2006-2014 Showing the theoretical advantage of depth for generalization. The NIPS 2006 oral presentation experimentally demonstrated the advantage of depth and is one of the most cited papers in the field (over 2600 citations). The NIPS 2011 paper shows how deeper sum-product networks can represent functions which would otherwise require an exponentially larger model if the network is shallow. Finally, the NIPS 2014 paper on the number of linear regions of deep neural networks generalizes the ICLR 2014 paper mentioned above, showing that the number of linear pieces produced by a piecewise linear network grows exponentially in both width of layers and number of layers, i.e., depth, making the functions represented by such networks generally impossible to capture efficiently with kernel methods (short of using a trained neural net as the kernel).

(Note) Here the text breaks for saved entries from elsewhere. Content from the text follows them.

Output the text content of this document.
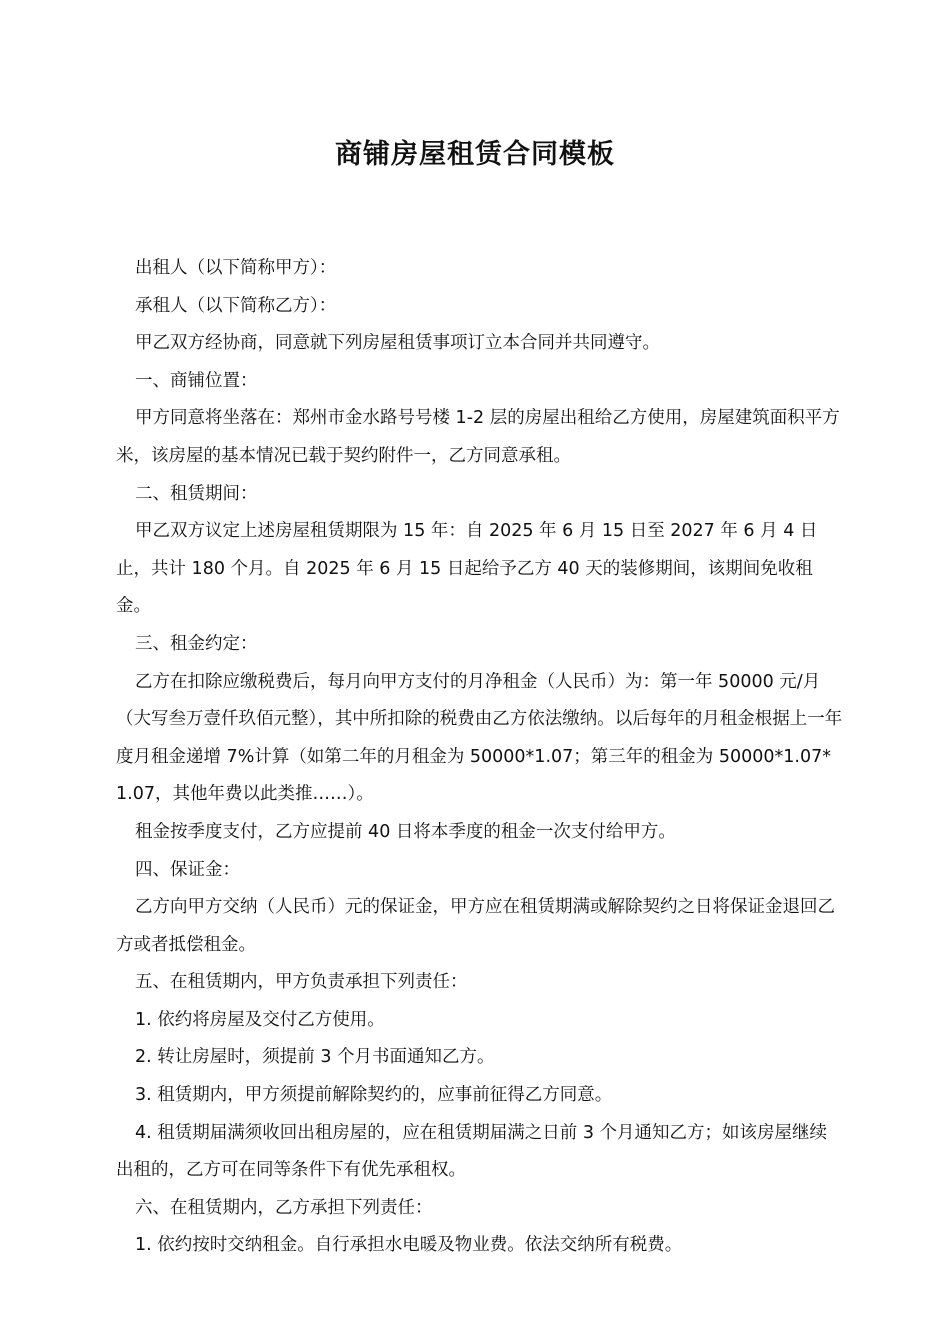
商铺房屋租赁合同模板

出租人（以下简称甲方）：

承租人（以下简称乙方）：

甲乙双方经协商，同意就下列房屋租赁事项订立本合同并共同遵守。

一、商铺位置：

甲方同意将坐落在：郑州市金水路号号楼 1-2 层的房屋出租给乙方使用，房屋建筑面积平方米，该房屋的基本情况已载于契约附件一，乙方同意承租。

二、租赁期间：

甲乙双方议定上述房屋租赁期限为 15 年：自 2025 年 6 月 15 日至 2027 年 6 月 4 日止，共计 180 个月。自 2025 年 6 月 15 日起给予乙方 40 天的装修期间，该期间免收租金。

三、租金约定：

乙方在扣除应缴税费后，每月向甲方支付的月净租金（人民币）为：第一年 50000 元/月（大写叁万壹仟玖佰元整），其中所扣除的税费由乙方依法缴纳。以后每年的月租金根据上一年度月租金递增 7%计算（如第二年的月租金为 50000*1.07；第三年的租金为 50000*1.07*1.07，其他年费以此类推……）。

租金按季度支付，乙方应提前 40 日将本季度的租金一次支付给甲方。

四、保证金：

乙方向甲方交纳（人民币）元的保证金，甲方应在租赁期满或解除契约之日将保证金退回乙方或者抵偿租金。

五、在租赁期内，甲方负责承担下列责任：

1. 依约将房屋及交付乙方使用。

2. 转让房屋时，须提前 3 个月书面通知乙方。

3. 租赁期内，甲方须提前解除契约的，应事前征得乙方同意。

4. 租赁期届满须收回出租房屋的，应在租赁期届满之日前 3 个月通知乙方；如该房屋继续出租的，乙方可在同等条件下有优先承租权。

六、在租赁期内，乙方承担下列责任：

1. 依约按时交纳租金。自行承担水电暖及物业费。依法交纳所有税费。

2006-2014 Unsupervised deep learning based on auto-encoders (with the special case of GANs as decoder-only models, see below). The NIPS 2006 paper introduced greedy layer-wise pre-training, both in the supervised case and unsupervised case with auto-encoders. The ICML 2008 paper introduced denoising auto-encoders and the NIPS 2013, ICML 2014 and JMLR 2014 papers cast their theory and generalize them as proper probabilistic models, at the same time introducing alternatives to maximum likelihood as training principles.
2014 Dispelling the local-minima myth regarding the optimization of neural networks, with the NIPS 2014 paper on saddle points, and demonstrating that it is the large number of parameters which makes it very unlikely that bad local minima exist.
2014 Introducing Generative Adversarial Networks (GANs) at NIPS 2014, which introduced many innovations in training deep generative models outside of the maximum likelihood framework and even outside of the classical framework of having a single objective function (instead entering into the territory of multiple models trained in a game-theoretical way, each with their objective). Presently one of the hottest research areas in deep learning with over 6000 citations mostly from papers that introduce variants of GANs, which have been producing impressively realistic synthetic images one would not have imagined computers being able to generate just a few years ago.
2014-2016 Introducing content-based soft attention and the breakthrough it brought to neural machine translation, mostly with Kyunghyun Cho and Dima Bahdanau. First introduced the encoder-decoder (now called sequence-to-sequence) architecture (EMNLP 2014) and then achieved a big jump in BLEU scores with content-based soft attention (ICLR 2015). These ingredients are now the basis of most commercial machine translation systems, another entire sub-field created using these techniques.